Segundo explicou Pedro Ferreira ao mediotejo.net, no decorrer das negociações, na transição do século, para a construção do Hospital de Torres Novas, foram estabelecidos um conjunto de protocolos com os proprietários dos terrenos. Um das contrapartidas para uma das famílias proprietárias era o município viabilizar um loteamento para 16 blocos com seis pisos, o equivalente a 180 apartamentos. “A Câmara Municipal faria as infraestruturas: pavimentos, passeios, iluminação pública, etc”, recordou o presidente.

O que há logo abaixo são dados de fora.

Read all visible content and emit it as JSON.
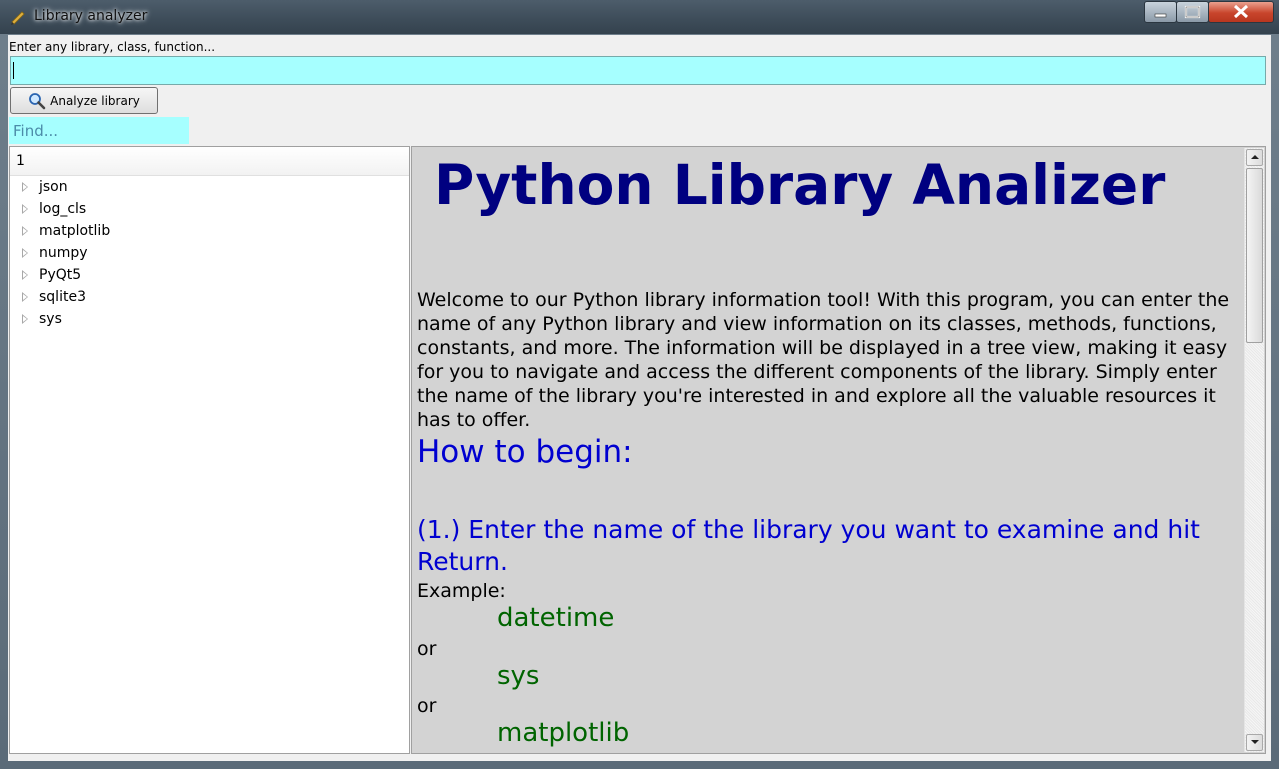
{
  "window": {
    "title": "Library analyzer",
    "icon": "ruler-pencil-icon"
  },
  "search": {
    "label": "Enter any library, class, function...",
    "value": "",
    "analyze_label": "Analyze library",
    "analyze_icon": "magnifier-icon",
    "find_placeholder": "Find..."
  },
  "tree": {
    "header": "1",
    "items": [
      "json",
      "log_cls",
      "matplotlib",
      "numpy",
      "PyQt5",
      "sqlite3",
      "sys"
    ]
  },
  "doc": {
    "title": "Python Library Analizer",
    "intro": "Welcome to our Python library information tool! With this program, you can enter the name of any Python library and view information on its classes, methods, functions, constants, and more. The information will be displayed in a tree view, making it easy for you to navigate and access the different components of the library. Simply enter the name of the library you're interested in and explore all the valuable resources it has to offer.",
    "how_to": "How to begin:",
    "step1": "(1.) Enter the name of the library you want to examine and hit Return.",
    "example_label": "Example:",
    "examples": [
      "datetime",
      "sys",
      "matplotlib"
    ],
    "or": "or"
  },
  "colors": {
    "input_bg": "#a6ffff",
    "title": "#000080",
    "heading": "#0000d0",
    "code": "#006400",
    "doc_bg": "#d3d3d3"
  }
}
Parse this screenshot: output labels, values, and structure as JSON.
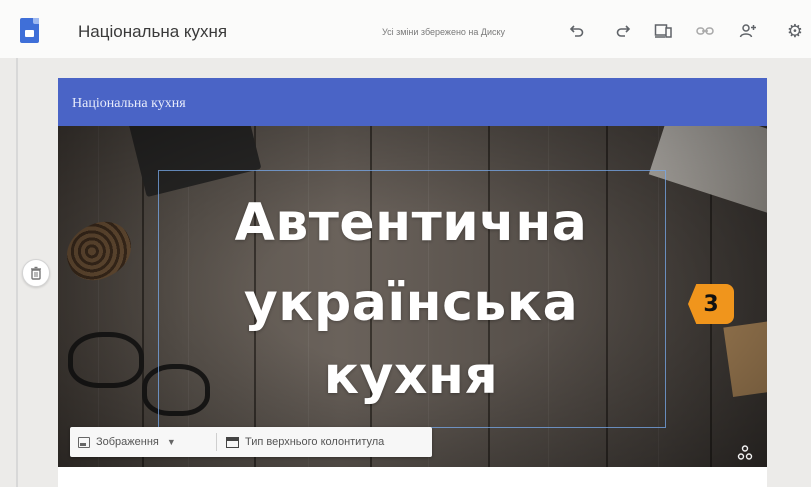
{
  "app": {
    "site_title": "Національна кухня",
    "save_status": "Усі зміни збережено на Диску"
  },
  "toolbar": {
    "icons": [
      "undo-icon",
      "redo-icon",
      "devices-icon",
      "link-icon",
      "share-icon",
      "settings-icon"
    ]
  },
  "page": {
    "header_title": "Національна кухня",
    "hero_title": {
      "line1": "Автентична",
      "line2": "українська",
      "line3": "кухня"
    },
    "badge": "3"
  },
  "hero_toolbar": {
    "image_label": "Зображення",
    "header_type_label": "Тип верхнього колонтитула"
  },
  "colors": {
    "header_band": "#4a64c6",
    "badge": "#f0951c"
  }
}
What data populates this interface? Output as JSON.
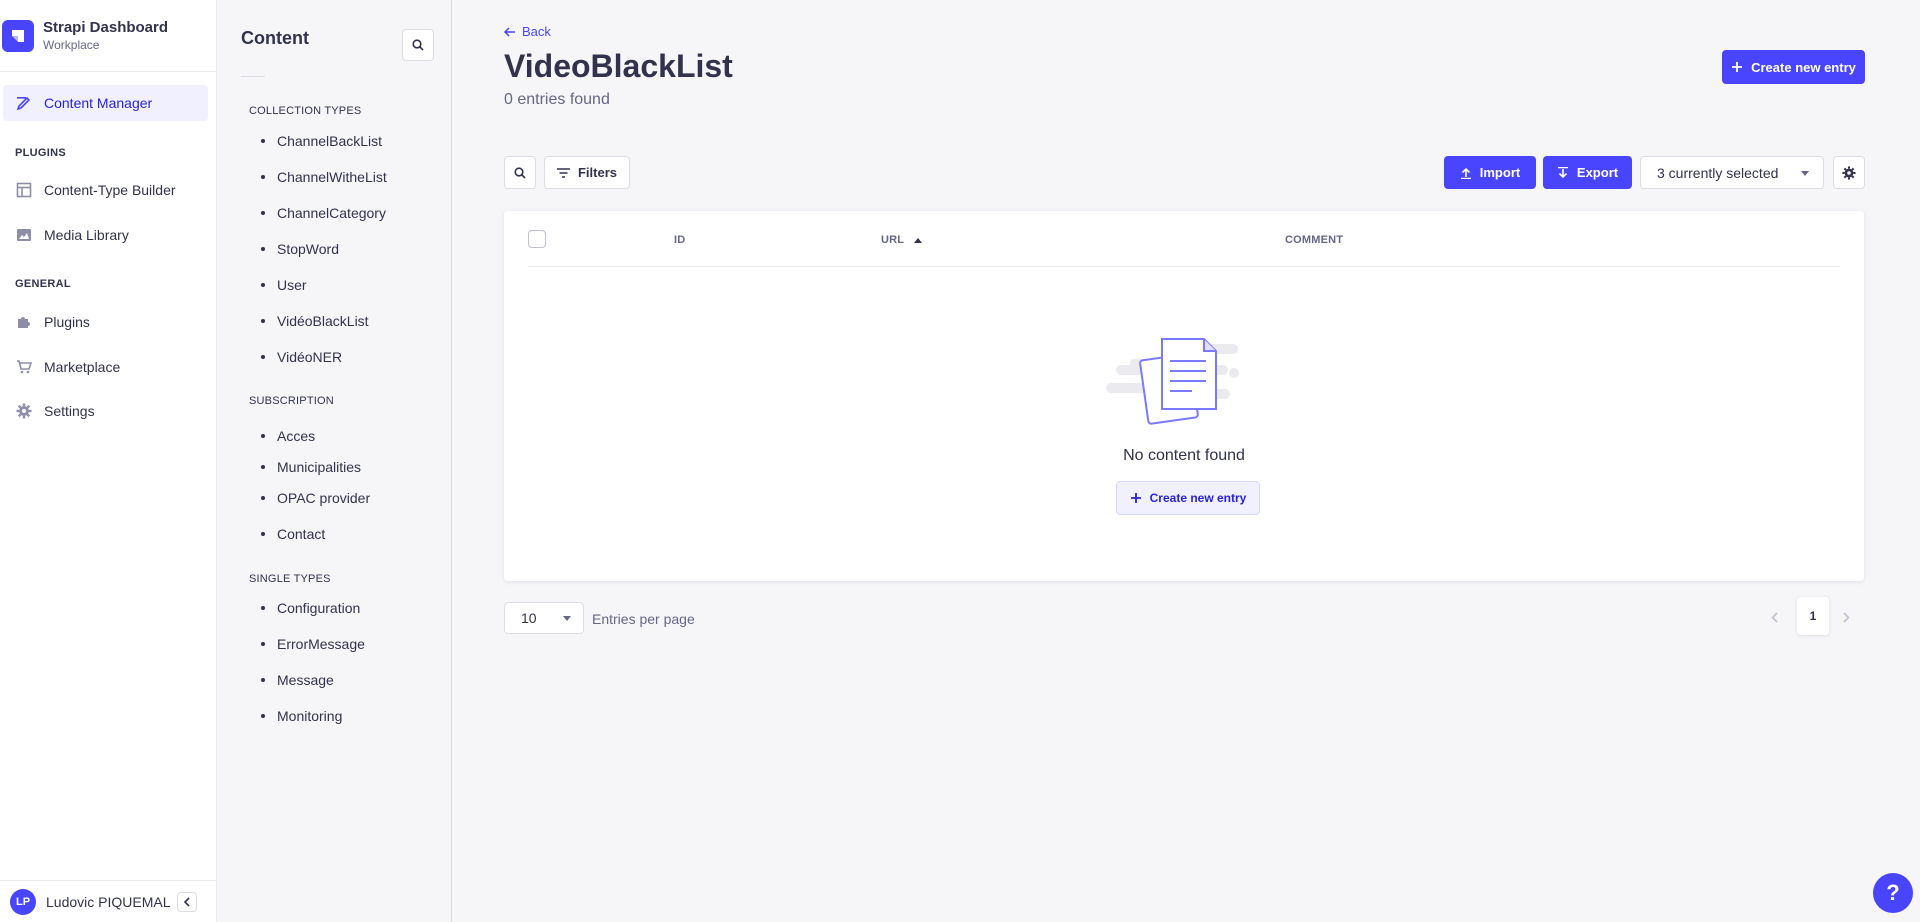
{
  "brand": {
    "title": "Strapi Dashboard",
    "subtitle": "Workplace",
    "logo_icon": "strapi-logo"
  },
  "mainnav": {
    "items": [
      {
        "label": "Content Manager",
        "icon": "feather-icon",
        "active": true
      },
      {
        "label": "Content-Type Builder",
        "icon": "layout-icon"
      },
      {
        "label": "Media Library",
        "icon": "picture-icon"
      },
      {
        "label": "Plugins",
        "icon": "puzzle-icon"
      },
      {
        "label": "Marketplace",
        "icon": "cart-icon"
      },
      {
        "label": "Settings",
        "icon": "gear-icon"
      }
    ],
    "sections": {
      "plugins": "PLUGINS",
      "general": "GENERAL"
    }
  },
  "user": {
    "initials": "LP",
    "name": "Ludovic PIQUEMAL"
  },
  "subnav": {
    "title": "Content",
    "collection_types_label": "COLLECTION TYPES",
    "collection_types": [
      "ChannelBackList",
      "ChannelWitheList",
      "ChannelCategory",
      "StopWord",
      "User",
      "VidéoBlackList",
      "VidéoNER"
    ],
    "subscription_label": "SUBSCRIPTION",
    "subscription": [
      "Acces",
      "Municipalities",
      "OPAC provider",
      "Contact"
    ],
    "single_types_label": "SINGLE TYPES",
    "single_types": [
      "Configuration",
      "ErrorMessage",
      "Message",
      "Monitoring"
    ]
  },
  "header": {
    "back_label": "Back",
    "title": "VideoBlackList",
    "entries_found": "0 entries found",
    "create_label": "Create new entry"
  },
  "toolbar": {
    "filters_label": "Filters",
    "import_label": "Import",
    "export_label": "Export",
    "columns_selected": "3 currently selected"
  },
  "table": {
    "columns": [
      "ID",
      "URL",
      "COMMENT"
    ],
    "empty_text": "No content found",
    "empty_create_label": "Create new entry"
  },
  "pagination": {
    "per_page": "10",
    "per_page_label": "Entries per page",
    "current_page": "1"
  },
  "help": {
    "label": "?"
  },
  "colors": {
    "primary": "#4945ff",
    "text": "#32324d",
    "muted": "#666687",
    "background": "#f6f6f9"
  }
}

O autarca explicou que na altura o contexto económico era outro, assim como o acesso a fundos pelas Câmaras, o que terá gerado o otimismo, mas o projeto foi-se perdendo no tempo. A família em causa acabou por levar o caso ao Tribunal Administrativo e Fiscal de Leiria, processo judicial que terminou num acordo entre as partes: enquanto não houvesse loteamento, o município ficava obrigado a pagar 5 mil euros por mês aos lesados.

O município tentou avançar em 2018 com o loteamento, mas não conseguiu, referiu. Face às novas negociações, a Câmara comprometeu-se a avançar com a primeira fase das obras prometidas há 20 anos até dezembro de 2019 ou março de 2020, num investimento inicial que rondará os 600 mil euros (incluindo IVA).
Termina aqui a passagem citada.